Мы не стали засыпать друг друга вопросами и подробно рассказывать о своей жизни в Мадриде. К нам подошла светловолосая официантка. От ее черной с белым формы слегка пахло крахмалом, от волос — шампунем. Меня всегда восхищали в женщинах такие бесхитростные запахи. Биральбо, шутя и поглаживая ее по руке, заказал виски, а я спросил еще пива. Потом мы заговорили о Сан-Себастьяне, и прошлое бесцеремонным гостем вмешалось в нашу беседу.

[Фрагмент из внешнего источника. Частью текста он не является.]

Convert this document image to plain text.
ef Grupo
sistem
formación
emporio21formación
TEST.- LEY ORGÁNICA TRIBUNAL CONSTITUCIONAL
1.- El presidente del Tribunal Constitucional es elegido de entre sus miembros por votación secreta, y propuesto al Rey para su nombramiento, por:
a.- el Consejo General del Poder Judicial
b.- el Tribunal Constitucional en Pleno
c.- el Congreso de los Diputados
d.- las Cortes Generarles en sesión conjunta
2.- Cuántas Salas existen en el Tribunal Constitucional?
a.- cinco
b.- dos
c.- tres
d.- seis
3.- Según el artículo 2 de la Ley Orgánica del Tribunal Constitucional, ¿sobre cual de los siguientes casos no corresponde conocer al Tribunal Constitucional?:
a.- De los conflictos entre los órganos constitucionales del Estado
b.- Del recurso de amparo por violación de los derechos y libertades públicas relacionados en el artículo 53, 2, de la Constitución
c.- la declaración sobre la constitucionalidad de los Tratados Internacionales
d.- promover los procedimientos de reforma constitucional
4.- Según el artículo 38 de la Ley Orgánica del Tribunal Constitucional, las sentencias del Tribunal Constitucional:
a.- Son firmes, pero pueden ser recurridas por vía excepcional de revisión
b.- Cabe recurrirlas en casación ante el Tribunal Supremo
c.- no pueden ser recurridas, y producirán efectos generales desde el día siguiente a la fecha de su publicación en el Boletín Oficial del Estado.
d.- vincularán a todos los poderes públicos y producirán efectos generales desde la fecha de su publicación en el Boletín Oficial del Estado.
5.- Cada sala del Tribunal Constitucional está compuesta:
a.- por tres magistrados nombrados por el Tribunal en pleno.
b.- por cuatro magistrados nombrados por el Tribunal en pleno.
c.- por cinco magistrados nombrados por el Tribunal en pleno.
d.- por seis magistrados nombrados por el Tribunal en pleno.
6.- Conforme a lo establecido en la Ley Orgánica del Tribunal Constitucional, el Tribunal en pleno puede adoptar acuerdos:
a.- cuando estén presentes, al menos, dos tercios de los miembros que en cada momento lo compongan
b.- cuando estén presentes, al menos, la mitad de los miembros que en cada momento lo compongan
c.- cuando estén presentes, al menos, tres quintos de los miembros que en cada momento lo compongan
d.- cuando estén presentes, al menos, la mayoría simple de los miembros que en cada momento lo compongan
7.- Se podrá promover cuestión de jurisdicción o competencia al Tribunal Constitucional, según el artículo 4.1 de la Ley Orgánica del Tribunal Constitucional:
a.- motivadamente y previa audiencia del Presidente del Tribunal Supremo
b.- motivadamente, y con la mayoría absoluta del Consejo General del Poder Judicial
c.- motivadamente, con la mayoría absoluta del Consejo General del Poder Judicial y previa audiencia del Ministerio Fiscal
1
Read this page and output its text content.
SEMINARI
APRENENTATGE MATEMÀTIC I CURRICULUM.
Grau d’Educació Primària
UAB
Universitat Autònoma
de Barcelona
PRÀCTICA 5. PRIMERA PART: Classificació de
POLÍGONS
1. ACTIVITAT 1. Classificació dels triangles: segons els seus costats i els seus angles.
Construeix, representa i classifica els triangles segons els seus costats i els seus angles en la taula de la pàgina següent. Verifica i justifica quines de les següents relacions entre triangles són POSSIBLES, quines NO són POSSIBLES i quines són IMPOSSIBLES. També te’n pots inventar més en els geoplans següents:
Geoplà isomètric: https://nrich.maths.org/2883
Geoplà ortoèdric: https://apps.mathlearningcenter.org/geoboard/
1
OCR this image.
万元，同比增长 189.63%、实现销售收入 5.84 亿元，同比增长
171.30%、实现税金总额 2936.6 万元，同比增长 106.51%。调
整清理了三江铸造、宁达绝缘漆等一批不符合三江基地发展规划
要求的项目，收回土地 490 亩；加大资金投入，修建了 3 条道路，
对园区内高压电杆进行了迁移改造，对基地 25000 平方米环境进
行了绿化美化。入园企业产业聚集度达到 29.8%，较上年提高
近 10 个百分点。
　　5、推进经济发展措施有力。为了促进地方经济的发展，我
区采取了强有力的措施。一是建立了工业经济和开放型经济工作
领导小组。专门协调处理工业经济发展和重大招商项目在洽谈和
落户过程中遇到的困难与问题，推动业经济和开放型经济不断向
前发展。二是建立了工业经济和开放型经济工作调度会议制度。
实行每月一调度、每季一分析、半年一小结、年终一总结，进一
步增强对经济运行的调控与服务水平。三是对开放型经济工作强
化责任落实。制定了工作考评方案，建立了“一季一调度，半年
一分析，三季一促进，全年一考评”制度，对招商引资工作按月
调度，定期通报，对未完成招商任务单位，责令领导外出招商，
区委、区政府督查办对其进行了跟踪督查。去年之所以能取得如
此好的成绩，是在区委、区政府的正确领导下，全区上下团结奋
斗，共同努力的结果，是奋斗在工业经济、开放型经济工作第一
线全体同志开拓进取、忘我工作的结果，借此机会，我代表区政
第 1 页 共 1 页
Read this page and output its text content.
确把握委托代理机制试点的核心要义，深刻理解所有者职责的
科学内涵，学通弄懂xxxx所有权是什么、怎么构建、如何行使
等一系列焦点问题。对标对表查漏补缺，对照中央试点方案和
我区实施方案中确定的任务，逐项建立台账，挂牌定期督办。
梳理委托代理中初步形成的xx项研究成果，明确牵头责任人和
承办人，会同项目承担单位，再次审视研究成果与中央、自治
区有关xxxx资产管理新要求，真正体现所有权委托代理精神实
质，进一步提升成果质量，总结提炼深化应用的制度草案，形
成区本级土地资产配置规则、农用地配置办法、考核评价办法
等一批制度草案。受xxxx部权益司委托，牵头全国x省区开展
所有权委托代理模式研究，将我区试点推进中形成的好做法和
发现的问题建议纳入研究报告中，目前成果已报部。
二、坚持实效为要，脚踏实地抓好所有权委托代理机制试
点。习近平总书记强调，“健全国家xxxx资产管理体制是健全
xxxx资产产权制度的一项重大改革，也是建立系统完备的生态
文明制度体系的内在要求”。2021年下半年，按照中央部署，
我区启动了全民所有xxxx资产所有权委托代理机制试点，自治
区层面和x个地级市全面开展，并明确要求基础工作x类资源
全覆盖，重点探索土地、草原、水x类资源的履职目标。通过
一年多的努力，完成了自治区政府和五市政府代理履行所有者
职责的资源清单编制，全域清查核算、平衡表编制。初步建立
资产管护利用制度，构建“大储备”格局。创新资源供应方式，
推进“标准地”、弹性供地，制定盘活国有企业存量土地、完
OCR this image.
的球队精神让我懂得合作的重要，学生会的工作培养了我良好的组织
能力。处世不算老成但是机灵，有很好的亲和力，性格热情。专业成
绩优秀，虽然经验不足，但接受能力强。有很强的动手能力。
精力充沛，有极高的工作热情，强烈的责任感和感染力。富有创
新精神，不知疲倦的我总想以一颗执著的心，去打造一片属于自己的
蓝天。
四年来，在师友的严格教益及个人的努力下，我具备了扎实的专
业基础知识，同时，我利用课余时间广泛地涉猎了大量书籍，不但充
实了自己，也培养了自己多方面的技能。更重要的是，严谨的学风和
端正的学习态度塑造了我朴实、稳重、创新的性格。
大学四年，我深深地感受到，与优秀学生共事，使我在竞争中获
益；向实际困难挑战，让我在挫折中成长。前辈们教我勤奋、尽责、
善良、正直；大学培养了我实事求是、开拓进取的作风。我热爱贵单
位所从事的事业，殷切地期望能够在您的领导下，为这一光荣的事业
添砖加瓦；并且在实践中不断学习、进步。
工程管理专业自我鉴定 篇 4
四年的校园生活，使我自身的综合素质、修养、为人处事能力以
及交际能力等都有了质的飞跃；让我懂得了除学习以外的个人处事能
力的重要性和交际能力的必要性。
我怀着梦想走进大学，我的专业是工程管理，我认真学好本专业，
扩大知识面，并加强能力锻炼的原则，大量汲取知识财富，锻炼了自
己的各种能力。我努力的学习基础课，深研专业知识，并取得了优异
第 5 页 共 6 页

— Помнишь Флоро Блума? — спросил Биральбо. — Ему пришлось закрыть «Леди Бёрд». Он вернулся к себе в деревню, женился на девушке, за которой ухаживал в пятнадцать лет, и получил в наследство отцовскую землю. Мне недавно пришло от него письмо. У него родился сын, а сам он заделался земледельцем. Субботними вечерами напивается в кабаке у своего шурина.